Serves: 12 – 1 cup servings
Equipment: French chef knife, Cutting Board, Kitchen Machine food cutter, 4-quart Stockpot
- 2 tablespoons olive oil
- ½ cup onion, chopped #2 blade
- 1 12-ounce (345 g) tomato paste
- ½ cup (120 ml) red wine
- 5 cups (1.25 L) water
- 1 tablespoon dried basil, or fresh, chopped
- 1 tablespoon oregano dried, or fresh, chopped
- 2 tablespoons fresh parsley, chopped
- 1 14.5 ounces (435 g) can diced tomatoes, or 2 pounds plum tomatoes, peeled, seeded and chopped
In the 4-quart Stockpot (4 L utensil) sauté onion in olive oil over medium heat until tender, 5-7 minutes. Add tomato paste and fry until tomato paste turns Indian red. Tomato paste will leave residue on bottom of pan, be sure to stir to prevent from burning. Deglaze pan with wine and cook down until tomato wine mixture thickens and alcohol is cooked off.

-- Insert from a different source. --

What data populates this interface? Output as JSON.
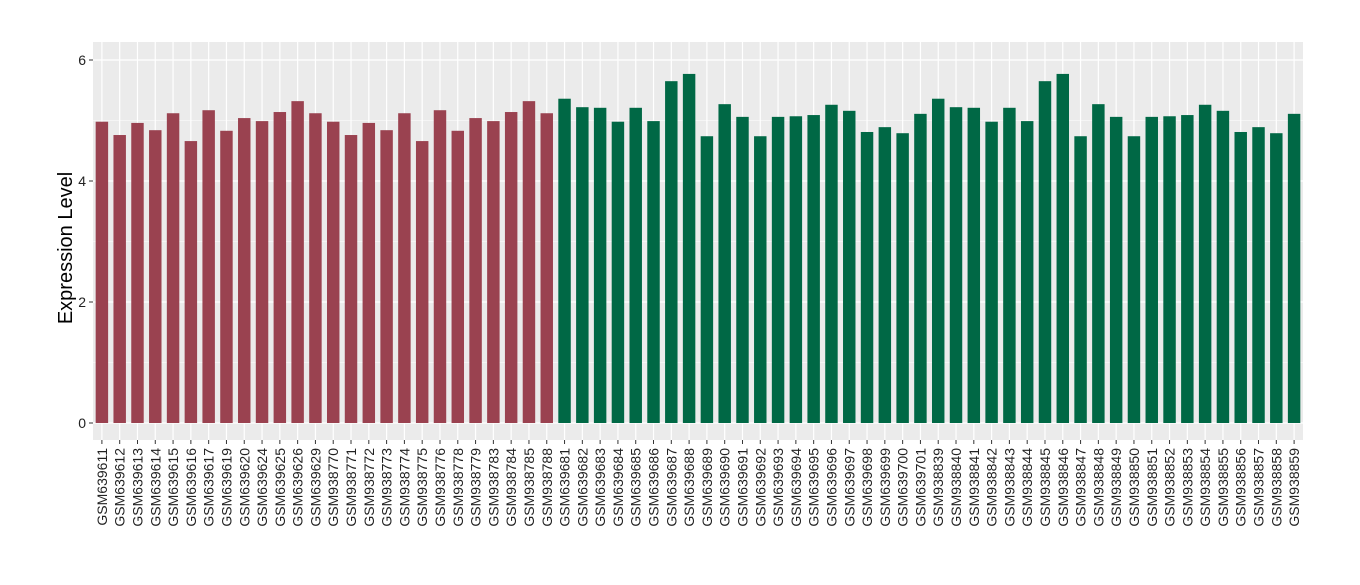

Add water and spices, mix well and simmer uncovered 30-45 minutes or until reduced by one-third. Add tomatoes, mix, and simmer an additional 15-20 minutes.
NUTRITIONAL BREAKDOWN PER SERVING: Calories 73; Fat Grams 3; Carbohydrate Grams 9; Protein Grams 1; Cholesterol mg 0; Sodium mg 330.
THE POINT SYSTEM: Calorie Points 1; Protein Points 0; Fat Grams 3; Sodium Points 14; Fiber Points 0; Carbohydrate Points ½; Cholesterol Points 0.